Members of Congress are even sharing information on social media about Americans trapped in Kabul, some of them terrified of being discovered by the Taliban, begging to be rescued before it’s too late.

So when White House Press Secretary Jen Psaki “called out” Fox News’s Peter Doocy on Monday for asking about these stranded Americans, and said there are no Americans stranded in Afghanistan, she was lying. And everyone knows it.

This kind of blatant dissimulation has become a disturbing pattern. By any measure, President Biden’s Afghanistan withdrawal has devolved into an unprecedented and embarrassing disaster that seems to get worse by the day. But instead of acknowledging what news reports and social media clearly show — Americans stranded, deadly chaos at the airport, Afghans rushing the gates — the Biden administration is displaying an inability or unwillingness to answer questions or even talk about the evacuation in a way that’s tethered to reality.

Psaki and other White House officials are of course trying to claim that because planes are still taking off from Kabul, no one is in fact “stranded” — at least not yet. They will likely keep repeating this incredible line until the very last plane leaves, at which point they will claim there are no Americans still trapped in Afghanistan even if every news outlet is showing the opposite.

There’s something otherworldly about all of this, an echo of the Iraqi information minister, “Baghad Bob,” who during the 2003 invasion of Iraq infamously boasted there were no U.S. tanks in Baghdad even as U.S. tanks rolled through the city just blocks away from the news conference where he was speaking.

Beyond the administration’s bald-faced lies there is the strange and inappropriate braggadocio about the evacuation.
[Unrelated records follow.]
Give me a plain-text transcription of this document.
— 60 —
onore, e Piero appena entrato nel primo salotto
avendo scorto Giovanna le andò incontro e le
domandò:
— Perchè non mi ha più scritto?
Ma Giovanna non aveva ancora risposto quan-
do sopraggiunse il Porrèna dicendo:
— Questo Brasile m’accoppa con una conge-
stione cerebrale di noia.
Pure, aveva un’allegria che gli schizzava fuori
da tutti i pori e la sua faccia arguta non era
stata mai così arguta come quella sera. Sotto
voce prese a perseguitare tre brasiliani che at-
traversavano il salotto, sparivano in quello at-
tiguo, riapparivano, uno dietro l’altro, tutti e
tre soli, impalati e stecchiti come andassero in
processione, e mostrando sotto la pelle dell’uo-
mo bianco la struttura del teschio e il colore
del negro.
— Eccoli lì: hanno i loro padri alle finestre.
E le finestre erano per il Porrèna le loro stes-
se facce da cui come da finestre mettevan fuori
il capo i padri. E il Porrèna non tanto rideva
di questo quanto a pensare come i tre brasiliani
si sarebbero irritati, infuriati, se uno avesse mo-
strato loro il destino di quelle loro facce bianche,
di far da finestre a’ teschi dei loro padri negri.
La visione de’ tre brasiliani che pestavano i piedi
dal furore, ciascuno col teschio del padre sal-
According to the warped logic of the White House, the evacuation itself has become a source of pride, even success.

In a bizarre and disjointed press conference on Sunday, President Biden boasted about the evacuation effort: “We are proving we can move thousands of people a day out of Kabul,” he said, noting that some 11,000 people had been airlifted out of the Afghanistan capital in the past 36 hours, and 37,000 since Aug. 14.

He went on to brag about how the U.S. government has hastily established processing centers in a number of countries around the world to receive the thousands of people fleeing Afghanistan — as if the need to cobble together a network of processing centers was a great accomplishment, instead of an admission that the administration had failed to plan for this inevitability months ago.

All these talking points were repeated Monday by National Security Advisor Jake Sullivan. The chaotic scenes at the Kabul airport — the mobs at the gates, the warning shots and flashbang grenades to hold back the crowds, the babies being lifted over razor wire to U.S. soldiers — are all evidence not of the U.S. government’s gross incompetence, but of its strength.

But the American people can smell a rat. We all know the administration is lying, and as American lives are placed in ever greater danger with each passing day, at some point the lies will become unconscionable, even obscene.

So far, there have been no reports of American deaths, thank God. But that could change quickly. According to Biden’s timeline, U.S. forces have one week to complete their evacuation, a task that seems well-nigh impossible, given the number of people who are trying to leave and the reported conditions on the ground. On Monday, a Taliban spokesman warned on “consequences” if U.S. forces stay beyond the Aug. 31 deadline.

It remains unclear, too, whether the Taliban can retain adequate control over Kabul over the next seven days to prevent attacks on U.S. troops or civilians from other armed groups, including ISIS, which is reportedly in the area.

If they can’t, and Americans are attacked and killed in Kabul or elsewhere, will Psaki stand before the cameras and claim otherwise? Maybe, but it’s more likely she and every other White House official will emphasize how well the evacuation went off, how many people they flew out in however many hours, and what a smashing success, really, this whole thing has been.